Le projet de Partenariat transpacifique vient de faire un bond en avant avec le feu vert du Sénat accordé au président américain Barack Obama pour accélérer les négociations. Il est maintenant possible qu'un accord soit conclu avant la fin de l'année. Plus qu'une entente commerciale, ce partenariat vise à redéfinir la zone d'influence des États-Unis en Asie, pour ne pas laisser toute la place à la Chine. Le rôle des partenaires traditionnels des Américains, comme le Canada, pourrait en être diminué. Explications.

Un accord mammouth

Les États-Unis tiennent à redéfinir les règles commerciales avec les pays d'Asie pour freiner l'influence de la Chine dans cette partie du monde. «Si nous ne le faisons pas, la Chine le fera, et l'Amérique sera écartée», a dit Barack Obama dans une entrevue récente au Wall Street Journal.
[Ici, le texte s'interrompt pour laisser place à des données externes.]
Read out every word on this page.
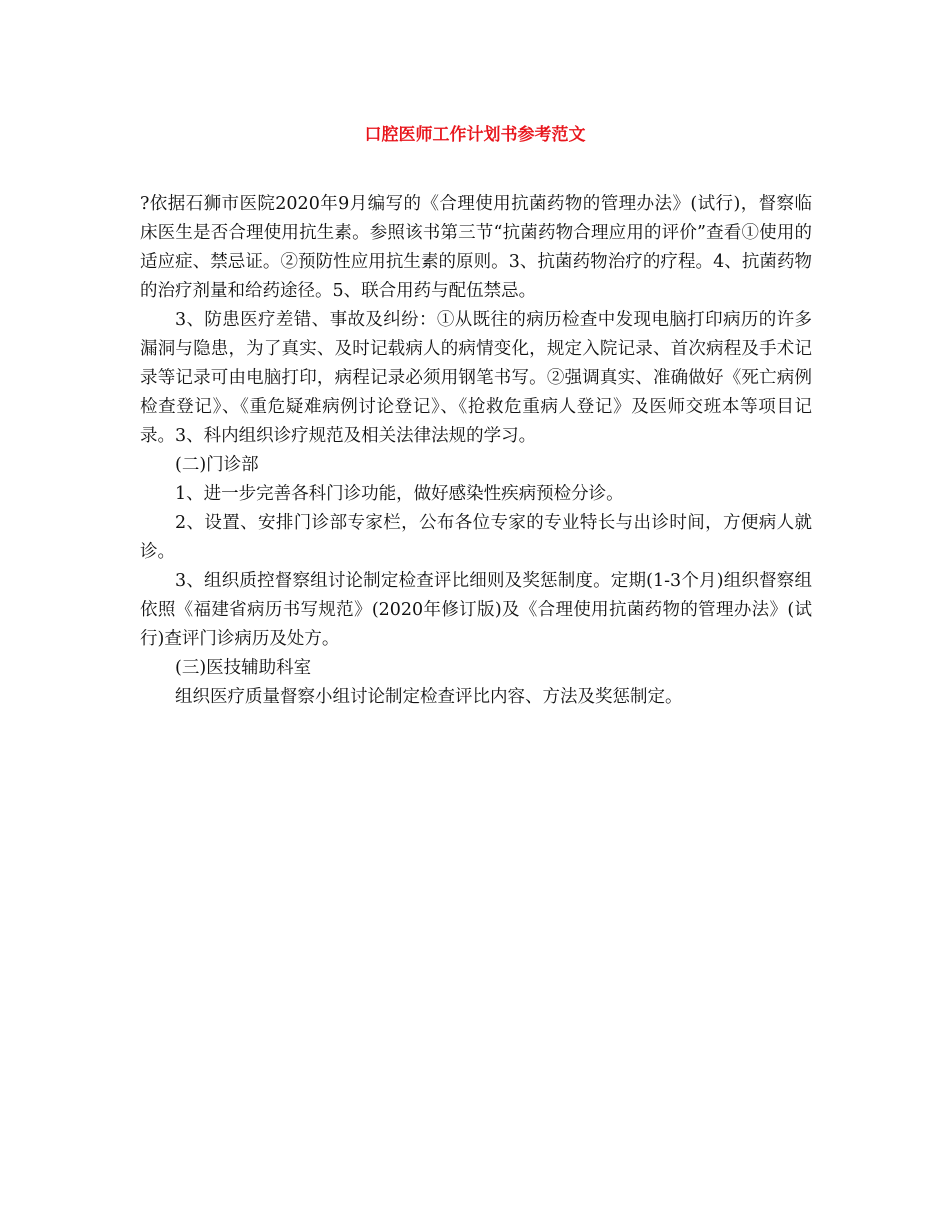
口腔医师工作计划书参考范文

?依据石狮市医院2020年9月编写的《合理使用抗菌药物的管理办法》(试行)，督察临床医生是否合理使用抗生素。参照该书第三节“抗菌药物合理应用的评价”查看①使用的适应症、禁忌证。②预防性应用抗生素的原则。3、抗菌药物治疗的疗程。4、抗菌药物的治疗剂量和给药途径。5、联合用药与配伍禁忌。

3、防患医疗差错、事故及纠纷：①从既往的病历检查中发现电脑打印病历的许多漏洞与隐患，为了真实、及时记载病人的病情变化，规定入院记录、首次病程及手术记录等记录可由电脑打印，病程记录必须用钢笔书写。②强调真实、准确做好《死亡病例检查登记》、《重危疑难病例讨论登记》、《抢救危重病人登记》及医师交班本等项目记录。3、科内组织诊疗规范及相关法律法规的学习。

(二)门诊部

1、进一步完善各科门诊功能，做好感染性疾病预检分诊。

2、设置、安排门诊部专家栏，公布各位专家的专业特长与出诊时间，方便病人就诊。

3、组织质控督察组讨论制定检查评比细则及奖惩制度。定期(1-3个月)组织督察组依照《福建省病历书写规范》(2020年修订版)及《合理使用抗菌药物的管理办法》(试行)查评门诊病历及处方。

(三)医技辅助科室

组织医疗质量督察小组讨论制定检查评比内容、方法及奖惩制定。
L'Asie devrait regrouper les deux tiers de la population du monde en 2030 et produire la moitié de la richesse mondiale en 2050. Douze pays participent aux négociations. En plus des États-Unis et du Canada, il y a l'Australie, Brunei, le Chili, le Japon, la Malaisie, le Mexique, la Nouvelle-Zélande, le Pérou, Singapour et le Vietnam.

Des embûches pour Obama

C'est dans son propre parti que le président Obama fait face aux plus grandes critiques de son projet de libre-échange. Les syndicats et les groupes environnementaux qui forment la base électorale des démocrates sont traditionnellement contre le libre-échange, et même Hillary Clinton, candidate à la succession présidentielle, s'éloigne de ses convictions libre-échangistes. Il faut faire attention au commerce pour le seul mérite du commerce, a-t-elle dit.

Un bâton dans les roues du Canada

Le Canada est un partisan enthousiaste du projet, mais la nouvelle impulsion donnée au Partenariat transpacifique contrarie ses efforts pour conclure ses propres accords avec les partenaires de son choix. Ainsi, les discussions en cours entre le Canada et le Japon pour conclure un accord commercial bilatéral axé sur l'énergie avaient progressé à bonne vitesse, mais elles traînent maintenant en longueur. Le Japon ne serait plus intéressé à s'entendre avec le Canada maintenant qu'un accord plus large piloté par les États-Unis est en vue.

Les questions sensibles

Au Canada, la concrétisation du Partenariat transpacifique aurait un effet accélérateur sur l'économie canadienne, selon le gouvernement Harper. L'accord pourrait avoir un effet positif de 0,5% sur le produit intérieur brut canadien, soit l'équivalent de 9 milliards de dollars, estime l'Institut Fraser. Le Partenariat couvre non seulement les tarifs douaniers, mais aussi les normes sanitaires, les produits financiers, la culture et l'agriculture.

Les agriculteurs sur le pied de guerre

Tout nouvel accord commercial impose toutefois des compromis à ses signataires. Et au Québec, les agriculteurs craignent l'élimination de la gestion de l'offre, qui permet d'équilibrer l'offre et la demande et d'assurer des revenus stables aux producteurs. L'Union des producteurs agricoles a fait une sortie publique à ce sujet lundi en compagnie du ministre québécois de l'Agriculture, Pierre Paradis, et d'autres représentants de l'industrie. Aux États-Unis, les syndicats craignent de voir disparaître d'autres usines au profit des producteurs asiatiques, dont les coûts de main-d'oeuvre sont plus bas.

La suite prévue

L'accord du Sénat pour mettre les négociations sur le Partenariat transpacifique change la donne pour le président Obama, estime John Parisella, membre associé de l'Observatoire sur les États-Unis de la chaire Raoul-Dandurand de l'Université du Québec à Montréal. Selon ce spécialiste de la politique américaine, cette entente commerciale pourrait devenir un des legs de la présidence Obama, au même titre que l'Obamacare ou l'entente avec l'Iran sur les armes nucléaires. C'est la Chambre des représentants, à majorité républicaine, qui décidera maintenant de la suite des choses. Si le président réussit ce pari, ce sera grâce aux républicains, traditionnellement en faveur du libre-échange.